Quando se deixa o vale do Cávado para entrar no Vale do Homem, passa-se pela aldeia de Covide, uma das 17 que salpicam a serra, tornada famosa pela pandemia homófona. «A selfie junto à placa toponímica tornou-se obrigatória», graceja Aldara Braga. Necessária é também a paragem no Restaurante Cantinho do Antigamente, para o cozido à Terras de Bouro, característico pelo preparado de couves misturadas com feijão, o cabrito biológico do Gerês, a chanfana ou o arroz de feijão com pataniscas. 

O destino é o Campo do Gerês, uma das cinco portas do Parque Nacional da Peneda-Gerês, que se estende por 70 mil hectares de território minhoto e transmontano, e este ano comemora meio século. É aqui o início da Mata de Albergaria, o coração do parque, habitada por garranos, corços, lobos e cabras montesas. «Para encontrá-los é preciso entrar na mata muito cedo», avisa Elisabete Fernandes. A técnica do Núcleo Museológico de Campo do Gerês, natural de Covide, discorre sobre a fauna e a flora que conhece desde sempre: o carvalhal, o freixo, o hipericão do Gerês e as ervas que tornam famosos os chás e o mel, como a uva-do-monte, a carqueja e a urze. 

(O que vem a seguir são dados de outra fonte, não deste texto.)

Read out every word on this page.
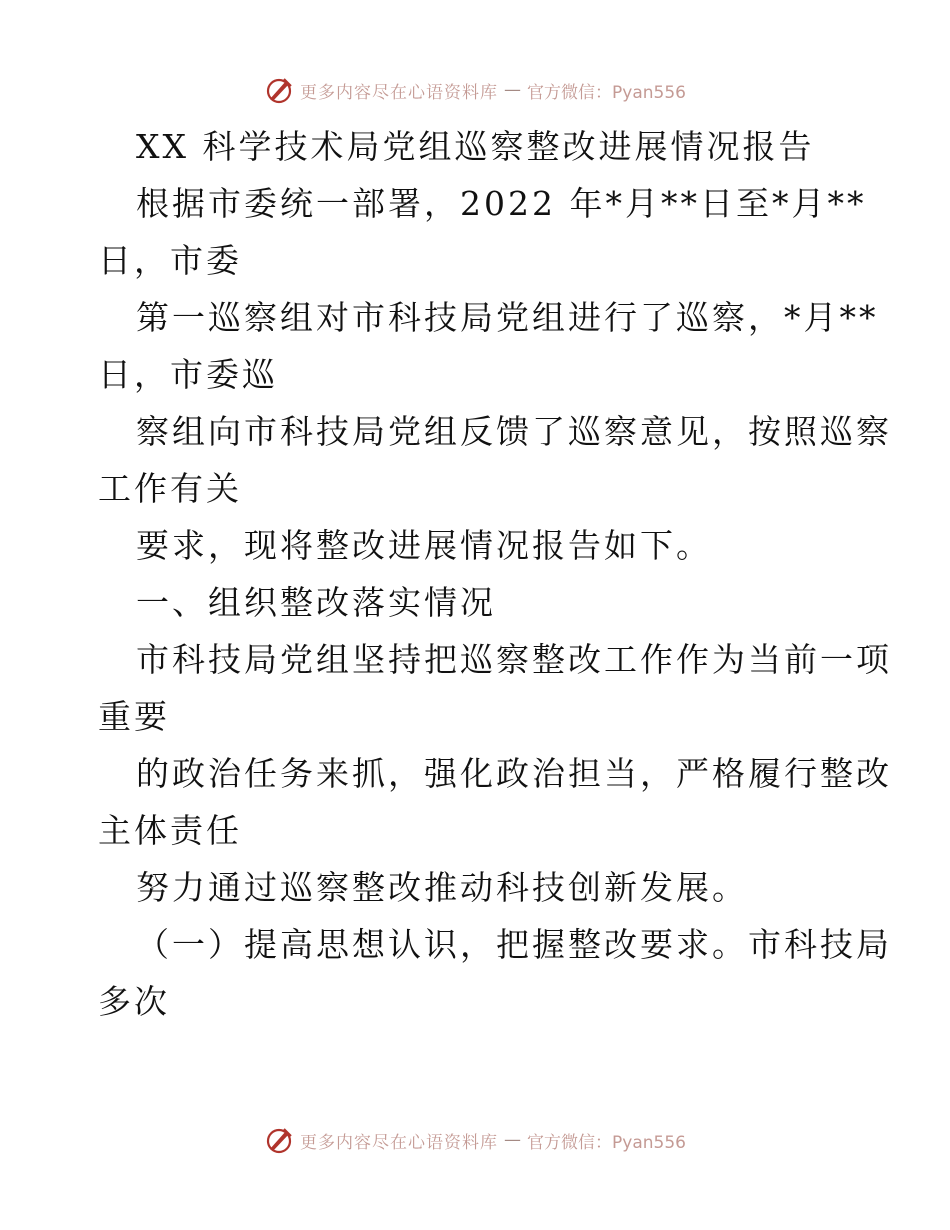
更多内容尽在心语资料库 — 官方微信：Pyan556
XX 科学技术局党组巡察整改进展情况报告
根据市委统一部署，2022 年*月**日至*月**
日，市委
第一巡察组对市科技局党组进行了巡察，*月**
日，市委巡
察组向市科技局党组反馈了巡察意见，按照巡察
工作有关
要求，现将整改进展情况报告如下。
一、组织整改落实情况
市科技局党组坚持把巡察整改工作作为当前一项
重要
的政治任务来抓，强化政治担当，严格履行整改
主体责任
努力通过巡察整改推动科技创新发展。
（一）提高思想认识，把握整改要求。市科技局
多次
更多内容尽在心语资料库 — 官方微信：Pyan556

Vestígios da vida de Vilarinho da Furna, a aldeia sepultada pela barragem que nasceu no rio Homem, no Núcleo Museológico de Campo do Gerês

O museu conta também a história de Vilarinho da Furna, a aldeia sepultada pela barragem que nasceu no rio Homem e obrigou os habitantes a abandonar a vida intrinsecamente comunitária que os unia. No Verão, quando des​ce o nível das águas, emergem as ruínas da vida interrompida. Meio século depois, a memória prevalece e os antigos habitantes, unidos numa associação, reúnem-se todos os anos no museu feito com as pedras das casas da sua antiga aldeia.


O Museu da Geira conta a história da via romana com 300 quilómetros que liga Braga à espanhola Astorga 

Ao lado, o Museu da Geira homenageia o engenho romano que há dois mil anos ali fez nascer a Geira, a via romana com 300 quilómetros que liga Braga à espanhola Astorga. O pedaço que atravessa Terras de Bouro, entre as milhas XIX e XXXIV, foi usado pela população até à década de 50 e, por isso mesmo, é o mais bem preservado de todo o mundo romano. «Há locais onde está intacto», garante o guia Rui Martins.

Junto à barragem, não longe do local onde vive a aldeia submersa, um casal de Braga, manta sobre as pernas e garrafa de vinho na mesa de pedra, comemora o melhor que a vida tem para oferecer: a paz da vista desafogada e o ar puro da montanha. Depois do almoço vão ensaiar um passeio sem destino. Como dizem: «Há muito para visitar no Gerês».